Alt - Reverse Beep Delete
Brute force method (I have not tried this but others report success)

  1. Locate 23pin Wire harness on controller.
  2. Locate Wire P10 (DB/lg). (note: Yours may not have the wire tap as seen in this pic)
  3. Cut this wire.
    Your reverse beep will no longer function. I believe the Handbrake beep will still work fine and loud as before.

Note2: If your car uses factory installed Backup Lights they may no longer function using this method.

Its unbelievable I didnt see that when I had it all apart the first time and at least consider that was what i was looking for.

One more random question, I notice this radio the last owner installed is tapped off the accessory circuit (12V outlet wires) rather than wired through the PSDM spades as shown in the service manual. Is there any reason this makes a difference and might draw power when key is off or is it more likely all the extra bent up wire is the issue?

Thanks!

In the past i had to change the controller when the display flashes and car wont run

I believe it. Was anything specific determined to be the problem in that case?

I have had the thing do the flash before and was able to get it out of it. I don’t recall now what was going on at the time. It is wierd how it just quit completely all of a sudden to me. Maybe that is a normal mode of failure?

hi i have cut this wire and my backup lights still work

@Gem_e2 - Thanks for the confirmation.
And your “handbrake not set” alert is still active too? (It’s still loud tho)

I put tape on my turn signal alert too.
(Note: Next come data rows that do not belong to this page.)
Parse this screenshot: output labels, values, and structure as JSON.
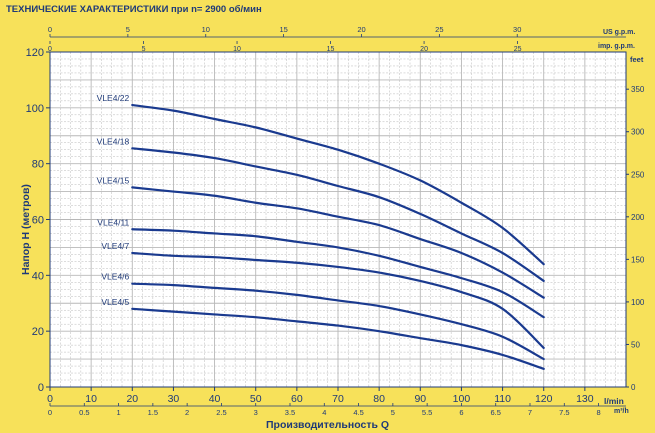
{
  "chart_data": {
    "type": "line",
    "title": "ТЕХНИЧЕСКИЕ ХАРАКТЕРИСТИКИ при n= 2900 об/мин",
    "xlabel": "Производительность Q",
    "ylabel": "Напор H   (метров)",
    "x_unit_lmin": "l/min",
    "x_unit_m3h": "m³/h",
    "right_unit": "feet",
    "top_unit_us": "US g.p.m.",
    "top_unit_imp": "imp. g.p.m.",
    "xlim": [
      0,
      140
    ],
    "ylim": [
      0,
      120
    ],
    "grid": true,
    "x_ticks_lmin": [
      "0",
      "10",
      "20",
      "30",
      "40",
      "50",
      "60",
      "70",
      "80",
      "90",
      "100",
      "110",
      "120",
      "130"
    ],
    "x_ticks_m3h": [
      "0",
      "0.5",
      "1",
      "1.5",
      "2",
      "2.5",
      "3",
      "3.5",
      "4",
      "4.5",
      "5",
      "5.5",
      "6",
      "6.5",
      "7",
      "7.5",
      "8"
    ],
    "y_ticks_left": [
      "0",
      "20",
      "40",
      "60",
      "80",
      "100",
      "120"
    ],
    "y_ticks_right": [
      "0",
      "50",
      "100",
      "150",
      "200",
      "250",
      "300",
      "350"
    ],
    "top_ticks_us": [
      "0",
      "5",
      "10",
      "15",
      "20",
      "25",
      "30"
    ],
    "top_ticks_imp": [
      "0",
      "5",
      "10",
      "15",
      "20",
      "25"
    ],
    "series": [
      {
        "name": "VLE4/22",
        "x": [
          20,
          30,
          40,
          50,
          60,
          70,
          80,
          90,
          100,
          110,
          120
        ],
        "y": [
          101,
          99,
          96,
          93,
          89,
          85,
          80,
          74,
          66,
          57,
          44
        ]
      },
      {
        "name": "VLE4/18",
        "x": [
          20,
          30,
          40,
          50,
          60,
          70,
          80,
          90,
          100,
          110,
          120
        ],
        "y": [
          85.5,
          84,
          82,
          79,
          76,
          72,
          68,
          62,
          55,
          48,
          38
        ]
      },
      {
        "name": "VLE4/15",
        "x": [
          20,
          30,
          40,
          50,
          60,
          70,
          80,
          90,
          100,
          110,
          120
        ],
        "y": [
          71.5,
          70,
          68.5,
          66,
          64,
          61,
          58,
          53,
          48,
          41,
          32
        ]
      },
      {
        "name": "VLE4/11",
        "x": [
          20,
          30,
          40,
          50,
          60,
          70,
          80,
          90,
          100,
          110,
          120
        ],
        "y": [
          56.5,
          56,
          55,
          54,
          52,
          50,
          47,
          43,
          39,
          34,
          25
        ]
      },
      {
        "name": "VLE4/7",
        "x": [
          20,
          30,
          40,
          50,
          60,
          70,
          80,
          90,
          100,
          110,
          120
        ],
        "y": [
          48,
          47,
          46.5,
          45.5,
          44.5,
          43,
          41,
          38,
          34,
          28,
          14
        ]
      },
      {
        "name": "VLE4/6",
        "x": [
          20,
          30,
          40,
          50,
          60,
          70,
          80,
          90,
          100,
          110,
          120
        ],
        "y": [
          37,
          36.5,
          35.5,
          34.5,
          33,
          31,
          29,
          26,
          22.5,
          18,
          10
        ]
      },
      {
        "name": "VLE4/5",
        "x": [
          20,
          30,
          40,
          50,
          60,
          70,
          80,
          90,
          100,
          110,
          120
        ],
        "y": [
          28,
          27,
          26,
          25,
          23.5,
          22,
          20,
          17.5,
          15,
          11.5,
          6.5
        ]
      }
    ],
    "colors": {
      "background": "#f7e15a",
      "plot": "#ffffff",
      "grid": "#b8b8b8",
      "axis": "#1f3a78",
      "curve": "#1a3a8f"
    }
  }
}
For a more traditional feel I might wire in a relay just so I can hear it go click-clack when it is active. It might have to be a pair of relays, But that is another topic.
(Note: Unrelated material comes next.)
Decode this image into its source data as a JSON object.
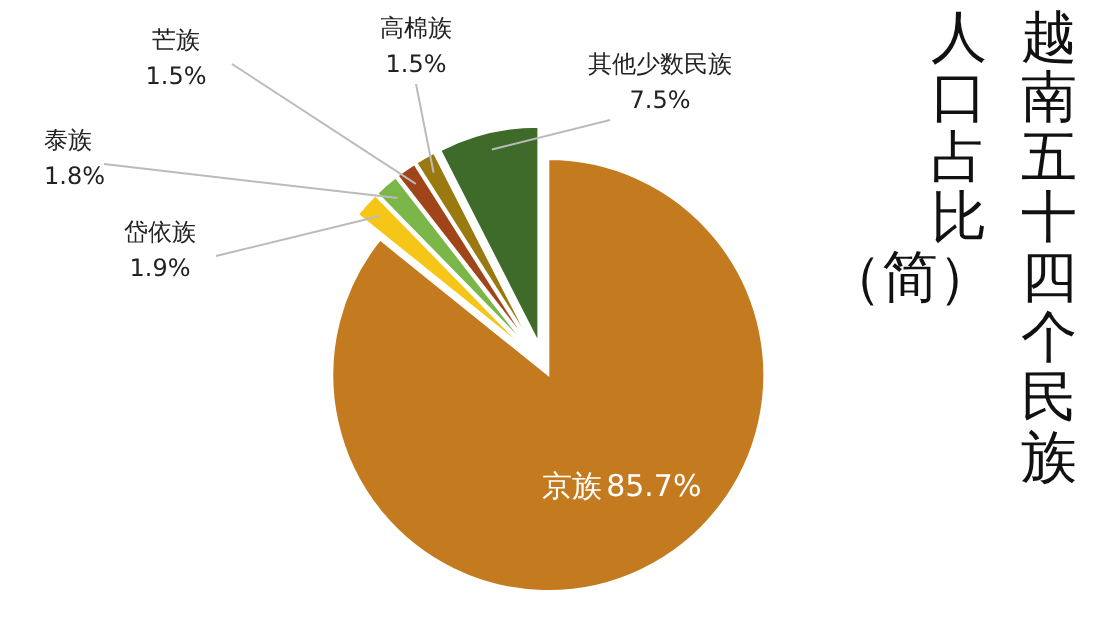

I believe this is correct.

Was a washer supposed to be soldered here? there is another piece on top at the other 72V connections. Any thing else to check on while I have this thing apart?

Eh, not that big of a problem. I don’t think it had a washer on the B+ post. Just make sure those screws are fairly tight(board to standoff). Especially the twins on the other side of the board. The other posts (on right of pic) are the B- (72v NEG) and that item on the board is the shunt that measures current for tracking Batt SOC.
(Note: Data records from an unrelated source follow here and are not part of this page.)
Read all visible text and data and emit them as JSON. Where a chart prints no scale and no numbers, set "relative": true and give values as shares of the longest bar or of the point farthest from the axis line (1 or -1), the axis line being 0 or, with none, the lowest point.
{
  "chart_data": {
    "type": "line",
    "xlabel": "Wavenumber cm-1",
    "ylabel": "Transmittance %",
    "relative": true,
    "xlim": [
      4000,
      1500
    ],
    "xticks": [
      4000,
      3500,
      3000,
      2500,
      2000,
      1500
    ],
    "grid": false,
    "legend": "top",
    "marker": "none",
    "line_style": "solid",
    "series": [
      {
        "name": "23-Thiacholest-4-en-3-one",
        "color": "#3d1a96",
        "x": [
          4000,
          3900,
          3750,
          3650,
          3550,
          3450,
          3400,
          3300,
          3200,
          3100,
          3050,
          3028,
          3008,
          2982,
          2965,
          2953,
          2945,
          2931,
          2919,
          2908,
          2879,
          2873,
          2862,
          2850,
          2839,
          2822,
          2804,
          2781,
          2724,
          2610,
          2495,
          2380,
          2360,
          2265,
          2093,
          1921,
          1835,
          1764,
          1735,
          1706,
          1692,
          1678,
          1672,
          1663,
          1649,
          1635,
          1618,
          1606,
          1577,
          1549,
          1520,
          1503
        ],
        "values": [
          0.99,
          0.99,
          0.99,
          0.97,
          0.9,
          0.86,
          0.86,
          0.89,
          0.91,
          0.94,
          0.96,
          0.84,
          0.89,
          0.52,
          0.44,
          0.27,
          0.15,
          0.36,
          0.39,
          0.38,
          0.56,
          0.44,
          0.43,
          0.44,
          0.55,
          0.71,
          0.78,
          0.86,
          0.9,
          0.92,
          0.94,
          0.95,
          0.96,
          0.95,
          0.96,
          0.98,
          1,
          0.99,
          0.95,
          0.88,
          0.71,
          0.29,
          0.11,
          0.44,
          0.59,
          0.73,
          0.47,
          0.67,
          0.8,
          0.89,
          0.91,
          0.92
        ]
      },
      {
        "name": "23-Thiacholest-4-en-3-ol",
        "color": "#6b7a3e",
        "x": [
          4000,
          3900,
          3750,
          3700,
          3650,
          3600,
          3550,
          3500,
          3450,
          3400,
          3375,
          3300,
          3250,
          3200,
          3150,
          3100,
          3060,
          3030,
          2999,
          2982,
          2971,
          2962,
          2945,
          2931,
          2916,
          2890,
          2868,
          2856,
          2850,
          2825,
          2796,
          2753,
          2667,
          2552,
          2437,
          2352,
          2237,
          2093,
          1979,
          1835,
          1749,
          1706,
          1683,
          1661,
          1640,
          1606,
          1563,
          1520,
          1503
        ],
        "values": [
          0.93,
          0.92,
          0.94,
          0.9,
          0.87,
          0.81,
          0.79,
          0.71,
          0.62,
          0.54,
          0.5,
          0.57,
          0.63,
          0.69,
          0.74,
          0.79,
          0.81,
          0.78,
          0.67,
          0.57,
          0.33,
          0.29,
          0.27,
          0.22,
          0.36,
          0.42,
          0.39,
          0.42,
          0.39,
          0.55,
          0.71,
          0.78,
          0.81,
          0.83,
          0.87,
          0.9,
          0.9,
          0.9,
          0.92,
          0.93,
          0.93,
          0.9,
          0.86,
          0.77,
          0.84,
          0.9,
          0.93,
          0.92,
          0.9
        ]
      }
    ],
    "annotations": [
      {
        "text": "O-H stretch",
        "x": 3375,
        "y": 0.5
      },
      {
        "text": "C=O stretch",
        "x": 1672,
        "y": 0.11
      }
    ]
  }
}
Be careful when attaching the main cables and nuts on the outside of this box. That material is only brass and actually quite soft. Those studs have been known to twist right off.

Well now I am just making it worse I think. I got the actual beeper stuffed and what i thought was the beeper back covered by its black plastic knob. When I put it all back together (including controller top connector) I now have a constant battery level of 00 when charging. The top light on the charger itself turns red right away. When I flip the main disconnect and plug in the charger I have no display and the top light is red right away.

Maybe I just did something stupid???